Towards a solid morality (4-12-24)

8 months ago
196

https://lukeford.net/blog/?p=154428 David Gorman: If these virtues are so ‘good’, why do so few manage to achieve them?

…If we were patient all the time, would we be aware of being virtuous? Would we even be aware of being patient? Probably not.

…the virtues seem most obvious when we are not being virtuous. In other words, they appear to be most noticeable by their absence.

… So if patience is the absence of impatience, perhaps we need to look more at the nature of impatience than the nature of patience. What is it about impatience that seems so hard to get out of?

…when we have an expectation of the speed at which things should be happening (but they are not), is it not our impatience that spurs us on to try to hurry things up and make them happen as fast as we want? …all this hurrying up results in a lot of struggling and pushing ourselves to do things faster, creating a lot of stress and tensing up which results in further mounting ‘feelings’ of impatience.

…We often get impatient because we have not fully appreciated what is involved in the process and all the steps necessary to complete the task. …the wake – up call of impatience alerts us to an essential level of knowledge — knowing what we don’t know. This acknowledgement of our lack of knowledge invites us to open ourselves up willingly to a learning process to gain that knowledge.

…it makes no sense to practise patience, if by patience we mean trying not to be impatient or trying to slow down and calm down.

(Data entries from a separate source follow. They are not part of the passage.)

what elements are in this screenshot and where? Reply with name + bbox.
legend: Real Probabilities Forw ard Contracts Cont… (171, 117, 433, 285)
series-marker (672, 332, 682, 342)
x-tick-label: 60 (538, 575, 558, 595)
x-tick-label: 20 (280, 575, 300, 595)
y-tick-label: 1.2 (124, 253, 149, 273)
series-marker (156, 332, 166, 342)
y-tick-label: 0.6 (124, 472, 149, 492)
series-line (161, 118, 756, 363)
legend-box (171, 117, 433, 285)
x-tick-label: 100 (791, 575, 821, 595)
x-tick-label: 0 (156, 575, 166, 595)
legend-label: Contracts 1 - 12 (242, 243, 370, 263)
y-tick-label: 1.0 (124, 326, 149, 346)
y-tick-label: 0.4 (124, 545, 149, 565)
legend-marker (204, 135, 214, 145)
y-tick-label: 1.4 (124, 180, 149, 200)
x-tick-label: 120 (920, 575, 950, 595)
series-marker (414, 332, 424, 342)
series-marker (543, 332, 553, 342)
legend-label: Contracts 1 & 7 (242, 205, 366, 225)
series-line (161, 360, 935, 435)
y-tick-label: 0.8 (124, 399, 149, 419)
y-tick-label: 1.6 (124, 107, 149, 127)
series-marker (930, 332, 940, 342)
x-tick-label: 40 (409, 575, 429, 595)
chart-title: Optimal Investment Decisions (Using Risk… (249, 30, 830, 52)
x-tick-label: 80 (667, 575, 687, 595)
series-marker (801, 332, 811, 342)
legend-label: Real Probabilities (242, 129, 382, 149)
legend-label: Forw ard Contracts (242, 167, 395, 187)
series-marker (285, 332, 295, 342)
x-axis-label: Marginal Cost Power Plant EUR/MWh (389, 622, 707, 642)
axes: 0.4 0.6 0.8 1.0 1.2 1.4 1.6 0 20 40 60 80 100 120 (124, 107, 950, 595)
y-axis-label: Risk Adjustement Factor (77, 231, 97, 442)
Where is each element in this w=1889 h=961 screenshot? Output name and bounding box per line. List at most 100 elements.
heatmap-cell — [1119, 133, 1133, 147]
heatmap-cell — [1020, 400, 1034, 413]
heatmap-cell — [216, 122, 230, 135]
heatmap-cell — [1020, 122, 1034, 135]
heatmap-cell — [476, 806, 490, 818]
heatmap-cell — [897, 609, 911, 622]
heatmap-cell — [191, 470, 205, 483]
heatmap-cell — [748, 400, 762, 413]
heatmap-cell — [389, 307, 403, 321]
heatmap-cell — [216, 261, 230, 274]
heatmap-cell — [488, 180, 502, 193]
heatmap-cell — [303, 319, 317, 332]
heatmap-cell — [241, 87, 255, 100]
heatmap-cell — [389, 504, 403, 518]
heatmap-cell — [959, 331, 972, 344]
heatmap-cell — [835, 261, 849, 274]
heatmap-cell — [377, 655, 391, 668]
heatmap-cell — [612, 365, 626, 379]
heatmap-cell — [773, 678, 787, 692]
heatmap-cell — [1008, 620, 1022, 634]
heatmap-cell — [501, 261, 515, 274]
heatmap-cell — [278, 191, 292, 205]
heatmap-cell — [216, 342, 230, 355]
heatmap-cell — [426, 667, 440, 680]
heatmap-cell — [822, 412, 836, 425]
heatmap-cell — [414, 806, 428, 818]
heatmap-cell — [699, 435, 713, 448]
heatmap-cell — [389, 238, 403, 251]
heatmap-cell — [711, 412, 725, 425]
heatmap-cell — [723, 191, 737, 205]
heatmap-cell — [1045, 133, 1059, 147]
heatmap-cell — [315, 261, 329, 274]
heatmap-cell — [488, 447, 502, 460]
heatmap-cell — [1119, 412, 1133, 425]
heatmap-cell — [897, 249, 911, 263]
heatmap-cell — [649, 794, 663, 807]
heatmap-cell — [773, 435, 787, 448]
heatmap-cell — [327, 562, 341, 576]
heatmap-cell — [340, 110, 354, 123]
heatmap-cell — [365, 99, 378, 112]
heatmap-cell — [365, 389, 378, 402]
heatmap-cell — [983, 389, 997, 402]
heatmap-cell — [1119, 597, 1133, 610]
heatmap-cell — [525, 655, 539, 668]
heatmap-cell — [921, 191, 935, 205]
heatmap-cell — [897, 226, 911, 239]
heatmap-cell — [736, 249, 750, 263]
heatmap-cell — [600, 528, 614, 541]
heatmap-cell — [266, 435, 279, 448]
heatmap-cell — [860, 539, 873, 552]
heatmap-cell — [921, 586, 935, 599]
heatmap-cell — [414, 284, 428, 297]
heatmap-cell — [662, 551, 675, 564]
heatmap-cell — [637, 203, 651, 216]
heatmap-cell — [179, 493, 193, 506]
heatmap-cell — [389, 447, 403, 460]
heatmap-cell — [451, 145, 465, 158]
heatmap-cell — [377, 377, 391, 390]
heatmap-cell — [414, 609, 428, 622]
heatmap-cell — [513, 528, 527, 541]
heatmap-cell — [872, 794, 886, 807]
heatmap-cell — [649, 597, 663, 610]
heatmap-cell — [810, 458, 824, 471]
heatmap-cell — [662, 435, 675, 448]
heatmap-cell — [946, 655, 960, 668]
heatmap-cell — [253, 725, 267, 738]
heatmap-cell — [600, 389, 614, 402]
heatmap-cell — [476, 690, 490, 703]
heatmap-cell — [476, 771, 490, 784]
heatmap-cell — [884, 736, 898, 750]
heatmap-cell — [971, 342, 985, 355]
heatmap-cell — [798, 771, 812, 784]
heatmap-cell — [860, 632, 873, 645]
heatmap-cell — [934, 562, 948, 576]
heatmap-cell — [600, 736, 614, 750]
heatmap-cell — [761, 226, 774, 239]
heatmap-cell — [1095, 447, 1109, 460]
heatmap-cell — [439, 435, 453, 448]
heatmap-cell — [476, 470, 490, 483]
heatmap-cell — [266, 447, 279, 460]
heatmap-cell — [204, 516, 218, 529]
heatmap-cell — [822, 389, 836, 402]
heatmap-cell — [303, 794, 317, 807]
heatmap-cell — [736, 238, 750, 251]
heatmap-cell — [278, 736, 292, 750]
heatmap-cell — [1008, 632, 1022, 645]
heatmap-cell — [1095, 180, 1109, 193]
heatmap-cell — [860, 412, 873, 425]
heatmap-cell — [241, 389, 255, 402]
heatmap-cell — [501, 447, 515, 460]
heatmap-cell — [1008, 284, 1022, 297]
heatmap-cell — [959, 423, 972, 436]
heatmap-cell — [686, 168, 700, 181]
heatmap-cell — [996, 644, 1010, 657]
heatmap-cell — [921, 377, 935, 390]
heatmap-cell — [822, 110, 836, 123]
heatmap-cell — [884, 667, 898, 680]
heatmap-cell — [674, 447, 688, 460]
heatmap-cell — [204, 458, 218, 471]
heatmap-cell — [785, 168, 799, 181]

…After we have learned and our expectations are more in accord with reality, will we end up experiencing something we would call patience ? Or will we simply be living our lives better — without impatience?

As a result of this learning we end up not just perceiving reality more accurately. We actually end up living in a different reality than we did before — one that includes a changed understanding of the meaning of the experience of impatience and how to use it to learn. With this changed understanding we can then take a completely different pathway than we would have before.
Normally we would take the experience of impatience to be the vice and try to change it to the virtue of patience. Now we can see that there is indeed something wrong, but it is not the impatience. It is the underlying concept of how long things take which is wrong. The fact is that the experience of impatience appears naturally at just the moment when the information of how long things really take is available to correct our ideas. Does this not suggest strongly that we have a wonderful kind of learning ability built right into our very nature?